Taco Circus | Street Kid
The Street Kid is exactly the kind of hearty savior that veg-heads crave after a couple shots of tequila or a margarita. Named for owner Christian Ethridge’s childhood days on the streets of Austin, Texas, looking to bean- and rice-filled tacos to fuel his antics, this one comprises beans, rice, Monterey Jack cheese and pico de gallo. For vegetarians missing meat, adding the mushroom-derived match meat – seasoned with paprika, garlic power, Mexican oregano and other spices – will take it even closer to the forbidden beefy goodness you truly desire.
Mission Taco Joint | Portobello taco
Between the grilled portobello mushrooms, goat cheese, chipotle aioli and crispy onions, Mission Taco Joint’s premier veggie taco is full of engaging textures and pleasing flavors. Its smashed black beans and arugula take it to a creamy, elemental place that will have you ordering another round each time your server walks by.
El Toluco Taqueria | Vegetarian taco
While most taco spots have some kind of grilled veggie taco, El Toluco goes the extra mile by bringing a couple twists into the game. Theirs comes with sauteed cactus and grilled jalapeno and is topped with avocado and onion, making for an uncommon combo that will fully satisfy your palate and make you sweat a bit, especially if you add a little salsa. “The salsa tastes a little different every day, depending on the spiciness of the jalapenos and serranos,” said co-owner Maggie Pizarro. (And since it’s wrong to go to El Toluco and not get a torta, you need to also get a torta.)
Original J’s Tex-Mex BBQ | Vegan chorizo taco
The vegan chorizo taco at Original J’s is an ongoing project. “For the flour tortillas, we use some of the rendered beef fat from the brisket, but for the vegan tortillas, we’re exploring corn flours from around the country,” Cisneros said; currently he’s working with a blue corn flour that he expects to be around for a while.
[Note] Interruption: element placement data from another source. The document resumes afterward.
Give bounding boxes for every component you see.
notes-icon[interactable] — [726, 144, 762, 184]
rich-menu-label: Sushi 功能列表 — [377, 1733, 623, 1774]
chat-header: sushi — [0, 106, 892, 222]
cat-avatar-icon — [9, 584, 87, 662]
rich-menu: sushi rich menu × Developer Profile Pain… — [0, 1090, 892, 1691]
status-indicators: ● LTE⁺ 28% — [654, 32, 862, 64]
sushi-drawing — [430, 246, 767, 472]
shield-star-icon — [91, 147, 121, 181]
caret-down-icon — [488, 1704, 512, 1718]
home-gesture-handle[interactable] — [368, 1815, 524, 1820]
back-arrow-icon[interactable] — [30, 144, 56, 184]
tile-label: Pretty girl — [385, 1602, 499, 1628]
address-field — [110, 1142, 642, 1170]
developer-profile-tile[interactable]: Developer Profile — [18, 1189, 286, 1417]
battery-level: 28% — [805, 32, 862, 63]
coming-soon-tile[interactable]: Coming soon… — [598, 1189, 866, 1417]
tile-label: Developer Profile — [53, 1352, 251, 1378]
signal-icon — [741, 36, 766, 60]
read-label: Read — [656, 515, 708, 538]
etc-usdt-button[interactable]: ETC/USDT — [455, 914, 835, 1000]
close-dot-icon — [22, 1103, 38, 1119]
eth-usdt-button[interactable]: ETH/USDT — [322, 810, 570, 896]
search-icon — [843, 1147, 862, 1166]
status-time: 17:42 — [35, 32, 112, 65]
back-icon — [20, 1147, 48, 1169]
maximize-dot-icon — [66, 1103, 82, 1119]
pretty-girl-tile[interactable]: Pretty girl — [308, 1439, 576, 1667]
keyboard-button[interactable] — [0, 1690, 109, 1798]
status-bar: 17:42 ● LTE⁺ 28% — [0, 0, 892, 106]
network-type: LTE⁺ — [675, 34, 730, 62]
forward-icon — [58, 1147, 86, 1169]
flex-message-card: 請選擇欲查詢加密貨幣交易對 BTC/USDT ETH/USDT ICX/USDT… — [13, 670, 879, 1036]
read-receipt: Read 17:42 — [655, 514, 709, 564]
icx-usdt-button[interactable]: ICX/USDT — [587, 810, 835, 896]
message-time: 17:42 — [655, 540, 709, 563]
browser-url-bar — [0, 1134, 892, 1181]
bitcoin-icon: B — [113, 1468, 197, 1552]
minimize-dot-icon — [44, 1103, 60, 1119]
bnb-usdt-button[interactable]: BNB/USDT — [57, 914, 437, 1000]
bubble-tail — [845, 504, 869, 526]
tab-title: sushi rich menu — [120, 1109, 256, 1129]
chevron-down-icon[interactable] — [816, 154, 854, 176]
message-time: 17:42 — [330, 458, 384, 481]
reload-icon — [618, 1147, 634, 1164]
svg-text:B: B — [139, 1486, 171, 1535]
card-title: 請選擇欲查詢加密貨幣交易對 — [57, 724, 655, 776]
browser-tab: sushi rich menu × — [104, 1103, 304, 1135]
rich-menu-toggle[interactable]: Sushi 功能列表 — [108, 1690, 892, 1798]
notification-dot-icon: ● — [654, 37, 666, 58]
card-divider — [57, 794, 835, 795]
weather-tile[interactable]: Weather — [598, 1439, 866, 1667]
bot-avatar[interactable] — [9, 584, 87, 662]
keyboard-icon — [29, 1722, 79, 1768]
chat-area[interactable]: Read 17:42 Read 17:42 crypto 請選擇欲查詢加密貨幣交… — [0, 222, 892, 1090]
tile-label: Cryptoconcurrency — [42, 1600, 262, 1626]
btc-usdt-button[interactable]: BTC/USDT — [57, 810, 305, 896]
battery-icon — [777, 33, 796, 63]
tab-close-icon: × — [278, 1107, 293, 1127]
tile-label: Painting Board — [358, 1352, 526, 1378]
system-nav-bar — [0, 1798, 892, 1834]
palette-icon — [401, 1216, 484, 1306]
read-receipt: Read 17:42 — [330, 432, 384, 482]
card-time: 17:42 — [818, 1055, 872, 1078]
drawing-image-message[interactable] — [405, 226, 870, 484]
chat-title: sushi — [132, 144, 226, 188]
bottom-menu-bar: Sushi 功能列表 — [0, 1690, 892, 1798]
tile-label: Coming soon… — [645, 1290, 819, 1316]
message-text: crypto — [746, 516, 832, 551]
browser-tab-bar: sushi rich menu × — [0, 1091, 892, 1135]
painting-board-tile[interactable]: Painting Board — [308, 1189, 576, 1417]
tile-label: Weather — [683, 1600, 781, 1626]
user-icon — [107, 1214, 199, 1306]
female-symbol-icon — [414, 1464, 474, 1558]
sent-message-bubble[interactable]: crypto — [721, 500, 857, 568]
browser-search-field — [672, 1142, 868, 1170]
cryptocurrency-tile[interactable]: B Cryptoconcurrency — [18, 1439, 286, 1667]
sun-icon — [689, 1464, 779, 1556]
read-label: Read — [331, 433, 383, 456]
Atop the tortilla sits chorizo-spiced tofu that’s been ground up with toasted pepitas, laced with J’s “magic rub” and smoked low and slow for a few hours. The result is a hearty vegan bite with a huge punch. “It just became a permanent staple for the menu – it was ordered so often,” Cisneros explained.
pescado tacos at nixta // photo by izaiah johnson
Nixta | Pescado taco
As one might expect, Nixta’s elegant pescado (fish) taco is beautifully plated and composed, but it’s also a robust dish that packs a serious bite. Its two formidable tortillas hold exceptionally crispy fish, a tower of cabbage and a sincerely delicious chipotle mayo, all of which meld for a major wall of flavor.